Inside the house, she looked around the kitchen. It was gleaming and sterile. She opened the fridge. Nothing but a bottle of milk and some butter. She was about to open the freezer compartment when James said angrily from behind her, "We're not here to find out what she eats but who she is."

She followed him through to the living-room. Agatha had never credited herself with having much taste, but looking around what had once been her cosy, chintzy living-room, she felt her cottage had undergone a species of rape. There was a mushroom-coloured fitted carpet on the floor. A three-piece suite in mushroom velvet was ornamented with gold tassels on the arms and gold fringe above the squat legs. A low glass coffee-table glittered coldly. No pictures or books. Her lovely open hearth had been blocked up and an electric fire with fake legs stood in front of it.

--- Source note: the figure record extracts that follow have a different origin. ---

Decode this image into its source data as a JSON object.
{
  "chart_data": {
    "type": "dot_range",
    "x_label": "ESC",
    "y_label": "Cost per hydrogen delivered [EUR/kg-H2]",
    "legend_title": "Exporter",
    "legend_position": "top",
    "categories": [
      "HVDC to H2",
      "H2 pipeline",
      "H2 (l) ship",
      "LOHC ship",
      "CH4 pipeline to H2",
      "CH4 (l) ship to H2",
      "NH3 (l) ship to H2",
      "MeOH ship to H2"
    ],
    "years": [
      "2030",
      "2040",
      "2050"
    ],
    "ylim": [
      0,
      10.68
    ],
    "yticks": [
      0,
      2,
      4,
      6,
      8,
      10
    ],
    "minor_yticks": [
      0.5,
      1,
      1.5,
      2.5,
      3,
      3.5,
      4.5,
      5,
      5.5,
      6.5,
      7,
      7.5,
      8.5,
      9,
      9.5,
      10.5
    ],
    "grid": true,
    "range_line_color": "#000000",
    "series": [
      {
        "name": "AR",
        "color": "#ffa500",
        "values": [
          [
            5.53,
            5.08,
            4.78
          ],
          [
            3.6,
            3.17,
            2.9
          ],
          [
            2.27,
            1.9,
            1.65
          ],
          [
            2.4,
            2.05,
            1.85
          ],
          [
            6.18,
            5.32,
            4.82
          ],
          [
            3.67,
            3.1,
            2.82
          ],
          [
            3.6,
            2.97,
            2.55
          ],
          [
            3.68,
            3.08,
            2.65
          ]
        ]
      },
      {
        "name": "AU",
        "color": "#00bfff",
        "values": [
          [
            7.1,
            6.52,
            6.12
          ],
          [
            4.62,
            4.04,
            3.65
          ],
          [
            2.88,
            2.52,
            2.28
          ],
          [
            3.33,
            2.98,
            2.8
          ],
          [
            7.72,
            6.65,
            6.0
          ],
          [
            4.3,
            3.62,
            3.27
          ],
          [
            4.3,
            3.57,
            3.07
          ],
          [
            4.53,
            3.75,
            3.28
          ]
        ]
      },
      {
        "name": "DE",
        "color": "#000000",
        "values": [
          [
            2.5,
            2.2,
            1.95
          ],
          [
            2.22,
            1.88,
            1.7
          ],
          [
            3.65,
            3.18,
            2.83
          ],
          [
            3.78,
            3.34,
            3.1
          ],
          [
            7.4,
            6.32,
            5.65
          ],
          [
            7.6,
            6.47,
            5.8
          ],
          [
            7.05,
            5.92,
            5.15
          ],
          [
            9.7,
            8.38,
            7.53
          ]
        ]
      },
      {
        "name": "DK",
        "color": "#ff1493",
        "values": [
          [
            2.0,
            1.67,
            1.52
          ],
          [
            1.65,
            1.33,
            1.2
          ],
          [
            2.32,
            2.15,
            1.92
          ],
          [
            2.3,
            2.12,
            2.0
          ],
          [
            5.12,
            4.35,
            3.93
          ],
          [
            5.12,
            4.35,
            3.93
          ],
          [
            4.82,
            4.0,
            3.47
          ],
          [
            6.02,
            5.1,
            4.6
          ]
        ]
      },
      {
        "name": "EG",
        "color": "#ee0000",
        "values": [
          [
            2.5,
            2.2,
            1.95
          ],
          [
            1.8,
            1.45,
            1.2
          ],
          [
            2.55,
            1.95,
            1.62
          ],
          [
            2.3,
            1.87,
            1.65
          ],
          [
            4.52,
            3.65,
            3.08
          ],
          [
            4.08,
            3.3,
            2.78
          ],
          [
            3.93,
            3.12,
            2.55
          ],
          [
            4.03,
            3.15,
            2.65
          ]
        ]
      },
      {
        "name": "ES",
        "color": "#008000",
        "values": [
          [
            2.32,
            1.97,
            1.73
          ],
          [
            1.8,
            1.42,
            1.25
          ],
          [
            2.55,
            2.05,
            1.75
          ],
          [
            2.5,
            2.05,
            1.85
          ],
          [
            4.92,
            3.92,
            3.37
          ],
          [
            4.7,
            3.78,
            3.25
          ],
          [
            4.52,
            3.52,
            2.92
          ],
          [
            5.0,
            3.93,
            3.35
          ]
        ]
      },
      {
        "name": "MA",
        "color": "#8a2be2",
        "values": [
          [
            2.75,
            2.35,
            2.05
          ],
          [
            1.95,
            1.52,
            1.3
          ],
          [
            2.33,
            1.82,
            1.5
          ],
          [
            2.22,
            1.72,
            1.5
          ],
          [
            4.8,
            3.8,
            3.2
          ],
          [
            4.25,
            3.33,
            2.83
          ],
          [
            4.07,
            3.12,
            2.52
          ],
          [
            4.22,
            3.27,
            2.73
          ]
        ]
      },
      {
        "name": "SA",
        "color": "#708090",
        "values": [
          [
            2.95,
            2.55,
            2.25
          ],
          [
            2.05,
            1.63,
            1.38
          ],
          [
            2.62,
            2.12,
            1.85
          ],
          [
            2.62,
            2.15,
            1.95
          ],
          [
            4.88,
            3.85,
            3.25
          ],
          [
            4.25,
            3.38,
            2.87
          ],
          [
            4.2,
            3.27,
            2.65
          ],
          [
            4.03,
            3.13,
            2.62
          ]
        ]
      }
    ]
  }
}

"Absolutely nothing here," said James. "Let's try upstairs. You'd best stay down here in case you hear her coming back." And Agatha was glad to agree, not wanting to see what Mrs. Hardy had done to the rest of the cottage. She went to the window and peered out. Autumn had come. A thin mist was curling around the branches of the lilac bush at the gate. Water dripped from the thatch with a mournful sound.

Agatha suddenly wondered what on earth she was doing living in the country, a feeling that only assailed her during the autumn. It was the Cotswold fogs that were the problem. Last winter hadn't been too bad, but the winter before had been awful, crawling into Moreton-in-Marsh or Evesham to do the shopping with the fog-lights on, sometimes not knowing whether she was still on the road or not, driving home at night where the fog seemed to rear up and take on tall pillared, shifting shapes, eyes aching, longing for the wind to blow and lift it.